Der Kassationshof stellt klar, dass 'Lehrbeauftragte' mit einem Doktortitel in Rechtswissenschaft und fünf Jahren juristischer Lehre von der theoretischen und praktischen Ausbildung zur Rechtsanwaltschaft befreit sind, selbst wenn diese universitäre Funktion heute nicht mehr verliehen wird.

Entscheidungsreferenz: cc • N° 16-21.361 • 2017-07-05 • Entscheidung einsehen →

Stellen Sie sich einen Moment vor: Sie haben Jahre damit verbracht, an der Universität Rechtswissenschaft zu lehren, Hunderte von Studenten auszubilden, einen Doktortitel erworben. Und dann, eines Tages, als Sie Rechtsanwalt werden wollen, wird Ihnen entgegengehalten, dass Ihre Funktion als „Lehrbeauftragter“ in den Texten nicht mehr existiert. Sie wären wütend, oder? Genau das ist Herrn Y. passiert, einem Lehrer aus der Region Mont-de-Marsan, der bis vor den Kassationshof kämpfen musste, um sein Recht auf Befreiung von der Ausbildung anzuerkennen.

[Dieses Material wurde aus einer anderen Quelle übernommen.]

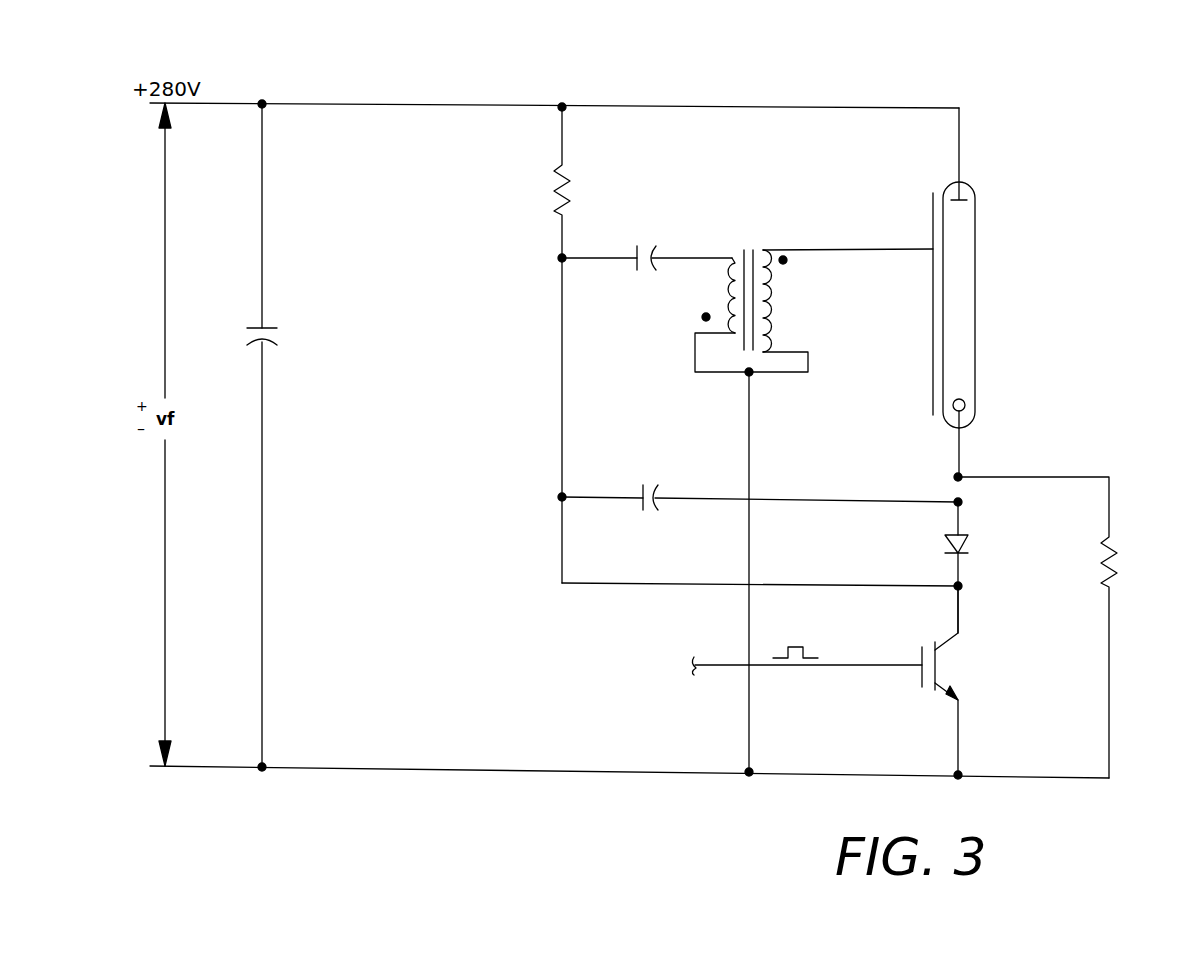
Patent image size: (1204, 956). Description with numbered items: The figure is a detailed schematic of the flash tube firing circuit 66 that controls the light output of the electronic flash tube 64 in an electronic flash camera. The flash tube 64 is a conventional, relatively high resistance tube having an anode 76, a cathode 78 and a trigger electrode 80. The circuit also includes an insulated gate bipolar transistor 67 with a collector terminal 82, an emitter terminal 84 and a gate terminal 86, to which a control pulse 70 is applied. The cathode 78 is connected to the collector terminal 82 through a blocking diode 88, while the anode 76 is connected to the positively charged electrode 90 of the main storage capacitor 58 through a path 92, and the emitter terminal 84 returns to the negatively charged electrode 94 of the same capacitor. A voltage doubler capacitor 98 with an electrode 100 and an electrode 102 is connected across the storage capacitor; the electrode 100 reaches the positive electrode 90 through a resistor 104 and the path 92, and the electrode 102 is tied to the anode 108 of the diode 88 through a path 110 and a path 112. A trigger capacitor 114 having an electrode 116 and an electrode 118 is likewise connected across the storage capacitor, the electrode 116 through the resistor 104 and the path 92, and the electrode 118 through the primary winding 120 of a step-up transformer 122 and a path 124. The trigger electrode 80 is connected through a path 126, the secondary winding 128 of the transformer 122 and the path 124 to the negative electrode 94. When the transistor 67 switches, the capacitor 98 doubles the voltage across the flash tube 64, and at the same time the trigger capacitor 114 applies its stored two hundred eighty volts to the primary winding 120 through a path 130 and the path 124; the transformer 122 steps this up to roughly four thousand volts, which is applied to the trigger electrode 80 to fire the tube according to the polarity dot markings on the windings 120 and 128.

The main storage capacitor 58 is at (247, 435).
The electronic flash tube 64 is at (952, 292).
The flash tube firing circuit 66 is at (386, 66).
The insulated gate bipolar transistor 67 is at (862, 680).
The control pulse 70 is at (797, 645).
The anode 76 is at (972, 193).
The cathode 78 is at (965, 402).
The trigger electrode 80 is at (932, 209).
The collector terminal 82 is at (958, 615).
The emitter terminal 84 is at (953, 725).
The gate terminal 86 is at (870, 665).
The blocking diode 88 is at (978, 556).
The positively charged electrode 90 is at (268, 325).
The path 92 is at (474, 107).
The negatively charged electrode 94 is at (273, 342).
The voltage doubler capacitor 98 is at (650, 514).
The electrode 100 is at (648, 492).
The electrode 102 is at (658, 488).
The resistor 104 is at (565, 188).
The anode 108 is at (957, 567).
The path 110 is at (878, 614).
The path 112 is at (956, 521).
The trigger capacitor 114 is at (647, 253).
The electrode 116 is at (633, 256).
The electrode 118 is at (678, 290).
The primary winding 120 is at (722, 297).
The step-up transformer 122 is at (748, 283).
The path 124 is at (749, 430).
The path 126 is at (830, 249).
The secondary winding 128 is at (773, 314).
The path 130 is at (640, 583).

In Biscarrosse wie in Dax sind viele Rechtsprofis noch immer mit den Feinheiten des Zugangs zum Anwaltsberuf nicht vertraut. Diese Entscheidung vom 5. Juli 2017 (Nr. 16-21.361) klärt eine heikle Frage: Was bedeutet genau „Lehrbeauftragter“ im Sinne von Artikel 98, 2° des Dekrets vom 27. November 1991? Und vor allem, kann diese Befreiung von der theoretischen und praktischen Ausbildung heute noch angewendet werden?

Die Antwort ist ja, und sie betrifft direkt alle Doktoren der Rechtswissenschaft, die an der Universität lehren oder gelehrt haben, sei es in Mont-de-Marsan, Dax oder anderswo. Denn hinter diesem juristischen Jargon verbirgt sich eine echte Eintrittspforte zur Anwaltschaft, vorausgesetzt man weiß, sie zu öffnen.

Der Sachverhalt: eine Geschichte, wie sie täglich vorkommt

Herr Abdou Y., Doktor der Rechtswissenschaft, hat mehr als fünf Jahre als „Lehrbeauftragter“ an der Universität Paris-Est Créteil gelehrt. Gestützt auf diese Erfahrung beantragte er die Befreiung von der theoretischen und praktischen Ausbildung sowie von der Eignungsprüfung für den Anwaltsberuf (CAPA) gemäß Artikel 98, 2° des Dekrets Nr. 91-1197 vom 27. November 1991. Dieser Text sieht vor, dass „Maîtres de conférence, Maîtres assistants und Lehrbeauftragte, die Inhaber eines Doktortitels in Rechtswissenschaft sind und fünf Jahre juristische Lehre in dieser Eigenschaft nachweisen“, von dieser Befreiung profitieren können.

Aber die Pariser Anwaltskammer lehnte ab. Warum? Weil ihrer Ansicht nach die Funktion des „Lehrbeauftragten“ in den aktuellen universitären Texten nicht mehr existiert. Sie waren der Meinung, dass Herr Y. tatsächlich Aufgaben eines „Lehrbeauftragten für Übungen“ (chargé de travaux dirigés) ausübte, was nicht der Befreiung entsprach. Der Fall wurde daher vor das Berufungsgericht Paris gebracht, das der Anwaltskammer am 11. Dezember 2014 recht gab.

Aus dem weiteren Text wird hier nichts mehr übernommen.